Did Neal Valley in Morgan County have a subordinate Grange that sent a deputy to Lawrence County and Boyd County?  The pamphlet goes on to state that there were 212 delegates in attendance with all counties represented accept a few counties including the following in Eastern Kentucky: Boyd, Elliott, Floyd, Greenup, Johnson.  The delegate from Lawrence County is listed as O. D. Botner.  Oliver  D. Botner was a farmer born in Virginia and resided in Louisa, Lawrence County.  He served in Company G of the 14th during the Civil War. He died 14 June 1913 [KY D. Cert #16394] and is buried in Pine Hill Cemetery at Louisa.  

In 1879 The 2nd Annual Report of the State Bureau of Agriculture, Horticulture and Statistics in Kentucky,  reported that there were numerous county Granges with several hundred subordinate Granges and that a great many held monthly meetings in different counties reporting quarterly to the State Grange.  The Journal of Proceedings of the National Grange of Patrons of Husbandry reported  for Kentucky the same year that the subordinate Granges within the state were not reporting as they should have.  And an interesting final comment for Kentucky was “…a fair proportion of the members of the subordinate Granges are ladies, those Granges are in the most flourishing condition.”

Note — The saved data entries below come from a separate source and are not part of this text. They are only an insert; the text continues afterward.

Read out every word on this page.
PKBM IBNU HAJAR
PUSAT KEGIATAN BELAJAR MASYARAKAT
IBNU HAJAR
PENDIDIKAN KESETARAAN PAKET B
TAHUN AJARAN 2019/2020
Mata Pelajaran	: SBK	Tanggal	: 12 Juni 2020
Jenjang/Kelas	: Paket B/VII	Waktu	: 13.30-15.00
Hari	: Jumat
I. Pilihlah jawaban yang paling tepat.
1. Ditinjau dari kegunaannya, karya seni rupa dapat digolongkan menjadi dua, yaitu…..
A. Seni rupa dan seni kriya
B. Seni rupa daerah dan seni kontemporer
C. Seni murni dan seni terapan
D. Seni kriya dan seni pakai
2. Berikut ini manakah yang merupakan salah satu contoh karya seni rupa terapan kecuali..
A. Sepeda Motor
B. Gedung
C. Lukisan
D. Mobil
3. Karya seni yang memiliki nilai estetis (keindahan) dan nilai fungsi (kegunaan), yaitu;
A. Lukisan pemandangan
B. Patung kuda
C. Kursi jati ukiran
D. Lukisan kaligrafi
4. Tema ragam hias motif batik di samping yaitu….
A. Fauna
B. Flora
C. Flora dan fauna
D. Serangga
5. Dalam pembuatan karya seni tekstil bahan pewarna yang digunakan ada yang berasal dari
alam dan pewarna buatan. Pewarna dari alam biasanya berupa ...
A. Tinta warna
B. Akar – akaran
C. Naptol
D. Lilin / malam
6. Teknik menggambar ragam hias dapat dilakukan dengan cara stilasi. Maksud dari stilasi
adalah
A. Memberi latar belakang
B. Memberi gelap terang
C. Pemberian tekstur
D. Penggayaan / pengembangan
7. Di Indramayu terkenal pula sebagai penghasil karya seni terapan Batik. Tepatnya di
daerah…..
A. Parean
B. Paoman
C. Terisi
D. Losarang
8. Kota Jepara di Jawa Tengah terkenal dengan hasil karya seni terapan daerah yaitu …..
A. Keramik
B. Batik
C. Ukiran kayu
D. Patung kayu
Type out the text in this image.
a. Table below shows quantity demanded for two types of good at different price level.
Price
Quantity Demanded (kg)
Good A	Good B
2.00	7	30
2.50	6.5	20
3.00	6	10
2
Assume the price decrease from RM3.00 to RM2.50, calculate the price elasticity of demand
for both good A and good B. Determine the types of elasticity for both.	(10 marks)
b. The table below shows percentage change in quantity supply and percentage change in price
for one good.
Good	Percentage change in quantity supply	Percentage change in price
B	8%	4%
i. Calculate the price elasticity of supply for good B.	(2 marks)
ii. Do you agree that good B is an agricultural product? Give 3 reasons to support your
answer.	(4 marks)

While researching any clues to Neal Valley Grange I did discover another Grange tie to Boyd County, Kentucky.  On 8 July 1878 Thomas Clark Atkeson [some mis-spell it Atkinson] married Cordelia Meek the daughter of Zephania Meek [editor of the Central Methodist]  at Catlettsburg, Boyd County, Kentucky [Boyd Marriage book 6A-230].   The newspaper reported the marriage in the 13 July edition “ married…at the residence of the bride’s father by Rev. JF Medley, T.C. Atkeson of Buffalo, WV to Cordelia Meek, oldest daughter of the editor of the Central Methodist. After marriage they resided at Buffalo, West Virginia.  Two years later Thomas Clark Atkeson joined the Grange in West Virginia.  For twenty-four years he was Master of the West Virginia State Grange and eight years was Overseer of National and eventually became a member of the Executive Committee. Atkeson wrote  The Semi-Centennial History of the Patrons of Husbandry in 1916 and included biographical sketches.    He wrote the following about his wife:

“Mrs. Atkeson has been a devoted wife and mother, and has been very largely responsible for her husband’s success by her helpful encouragement.  She served one term as Ceres and two terms as Pomona in the National Grange, and has held the same offices in the State Grange….”   

Cordelia was about 10 or 11 years old when her father Zephania Meek moved from Johnson County, Kentucky to Catlettsburg.   Cordelia and Thomas Clark Atkeson are buried in Atkeson Cemetery, Putnam County, West Virginia. {For those interested Ceres is a degree in the Grange and named for the Goddess of Food Plants.  Pomona is the fifth degree administered by the Grange.}

The University of Kentucky houses the Guide to Kentucky Patrons of Husbandry Records 1873-1939.   It was very disappointing after reviewing the minutes and records that only a scant few Granges with emphasis on Christian County and Church Hill are in this collection.  There was no mention of Eastern Kentucky Granges.  Cornell University, Division of Rare and Manuscript Collections houses a Guide to the National Grange of the Patrons of Husbandry Records 1842-1994.  The summary states that it includes the personal papers of Oliver H. Kelley, founder and first National Secretary.  But a review of the box descriptions shows no descriptive information for Kentucky Granges.

A list of National State and Local Commericial Organizations in 1903 does list a few Granges throughout Kentucky, none in Eastern Kentucky.  The Grange number’s are three digit not the four listed for Neal Valley.

These tiny pieces of information do not answer all the questions.  All involved with the resolution do have ties with Lawrence County and at least two, Sexton and Rice, have ties to Garner, now Boyd County.  But it does not answer if Neal Valley was the Grange that closed at Hazlett School House.  Hazlett School House was located just a few miles north of the Lawrence line and considered part of Bolt’s Fork.  

This file has remained open on my office desk for many years now as I continue to find tid bits that add to the history of our area.